BackgroundAlzheimer's disease (AD) was driven by the interplay between modifiable environmental factors and β-amyloid (Aβ) pathology. We aimed to investigate the interaction effects of mild depressive symptoms (MDS) with Aβ on AD development. MethodsLongitudinal data of 1746 non-demented adults (mean age = 73 years, female = 53 %, maximum = 10 years) were derived from the Alzheimer's Disease Neuroimaging Initiative cohort. MDS was separately defined by the baseline status, longitudinal latent class, and average intensity during follow-up.

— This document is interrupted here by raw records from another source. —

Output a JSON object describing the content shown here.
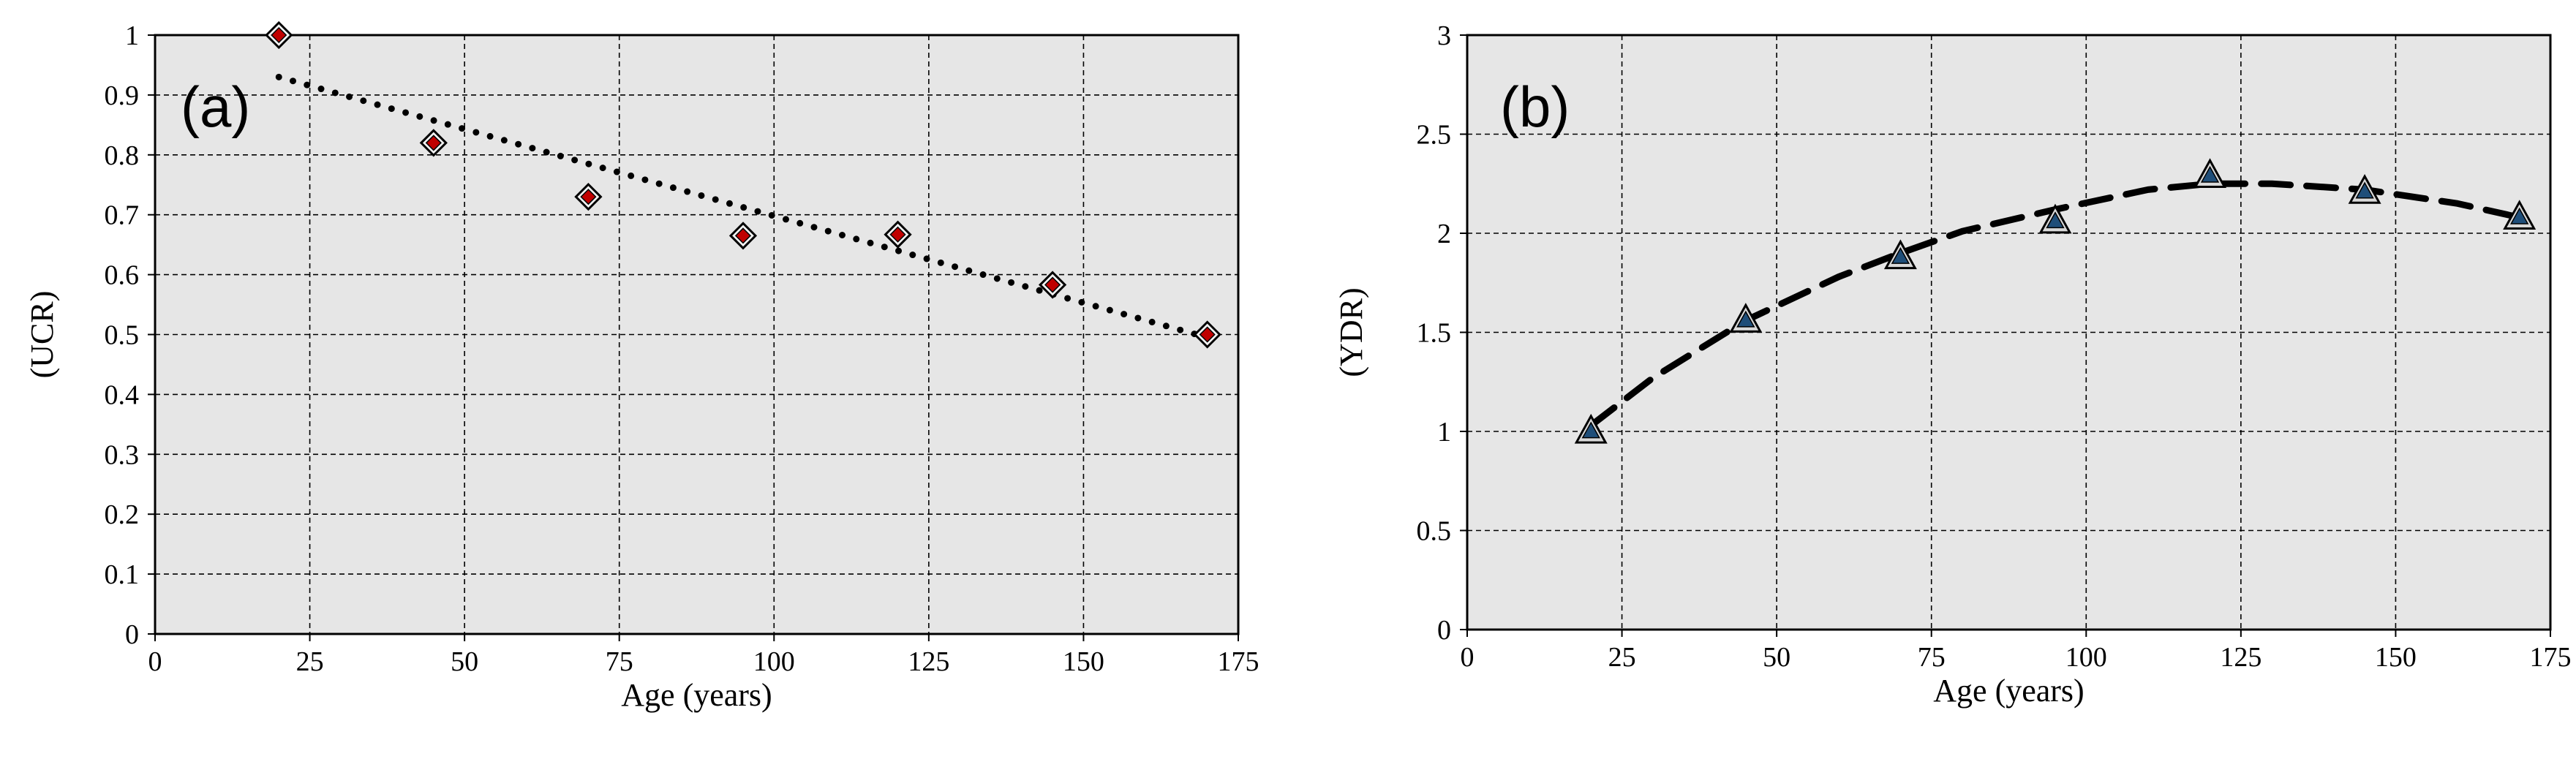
{
  "chart_data": [
    {
      "type": "scatter",
      "panel_label": "(a)",
      "xlabel": "Age (years)",
      "ylabel": "(UCR)",
      "xlim": [
        0,
        175
      ],
      "ylim": [
        0,
        1
      ],
      "xticks": [
        "0",
        "25",
        "50",
        "75",
        "100",
        "125",
        "150",
        "175"
      ],
      "yticks": [
        "0",
        "0.1",
        "0.2",
        "0.3",
        "0.4",
        "0.5",
        "0.6",
        "0.7",
        "0.8",
        "0.9",
        "1"
      ],
      "grid": true,
      "plot_background": "#e6e6e6",
      "series": [
        {
          "marker": "diamond",
          "color": "#c00000",
          "x": [
            20,
            45,
            70,
            95,
            120,
            145,
            170
          ],
          "y": [
            1.0,
            0.82,
            0.73,
            0.665,
            0.667,
            0.583,
            0.5
          ]
        }
      ],
      "trendline": {
        "style": "dotted",
        "color": "#000000",
        "x": [
          20,
          170
        ],
        "y": [
          0.93,
          0.495
        ]
      }
    },
    {
      "type": "scatter",
      "panel_label": "(b)",
      "xlabel": "Age (years)",
      "ylabel": "(YDR)",
      "xlim": [
        0,
        175
      ],
      "ylim": [
        0,
        3
      ],
      "xticks": [
        "0",
        "25",
        "50",
        "75",
        "100",
        "125",
        "150",
        "175"
      ],
      "yticks": [
        "0",
        "0.5",
        "1",
        "1.5",
        "2",
        "2.5",
        "3"
      ],
      "grid": true,
      "plot_background": "#e6e6e6",
      "series": [
        {
          "marker": "triangle",
          "color": "#1f4e79",
          "x": [
            20,
            45,
            70,
            95,
            120,
            145,
            170
          ],
          "y": [
            1.0,
            1.56,
            1.88,
            2.06,
            2.29,
            2.21,
            2.08
          ]
        }
      ],
      "trendline": {
        "style": "dashed",
        "color": "#000000",
        "x": [
          20,
          30,
          45,
          60,
          70,
          80,
          95,
          110,
          120,
          130,
          145,
          160,
          170
        ],
        "y": [
          1.03,
          1.27,
          1.56,
          1.78,
          1.9,
          2.01,
          2.12,
          2.22,
          2.25,
          2.25,
          2.22,
          2.15,
          2.08
        ]
      }
    }
  ]
}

Amyloid-positive (A+) status was determined based on cerebrospinal fluid levels of β-amyloid. Regression models were employed to analyze the interactive effects of MDS with A+ on cognitive decline, neurodegeneration, and AD incidence. ResultsIndividuals with both A+ status and MDS at baseline experienced the fastest neurodegeneration (p < 0.01), cognitive decline (p < 0.05), and a higher risk of developing AD (HR = 5.23, p < 0.001). Furthermore, A+ participants with the trajectory of increasing depressive symptoms demonstrated more pronounced neurodegeneration (p < 0.001), cognitive decline (p < 0.01), and elevated risk of AD (HR = 10.45, p < 0.001). Finally, A+ status in combination with a higher average intensity of depressive symptoms was associated with faster brain atrophy (p < 0.01) and brain metabolism decline (p < 0.05), cognitive decline (p < 0.05), and higher AD risk (HR = 13.99, p < 0.001). ConclusionThese findings emphasized that the MDS-Aβ interaction relationship should be considered in risk stratification, prediction, and early management of neurodegeneration and cognitive decline in the pre-dementia stage.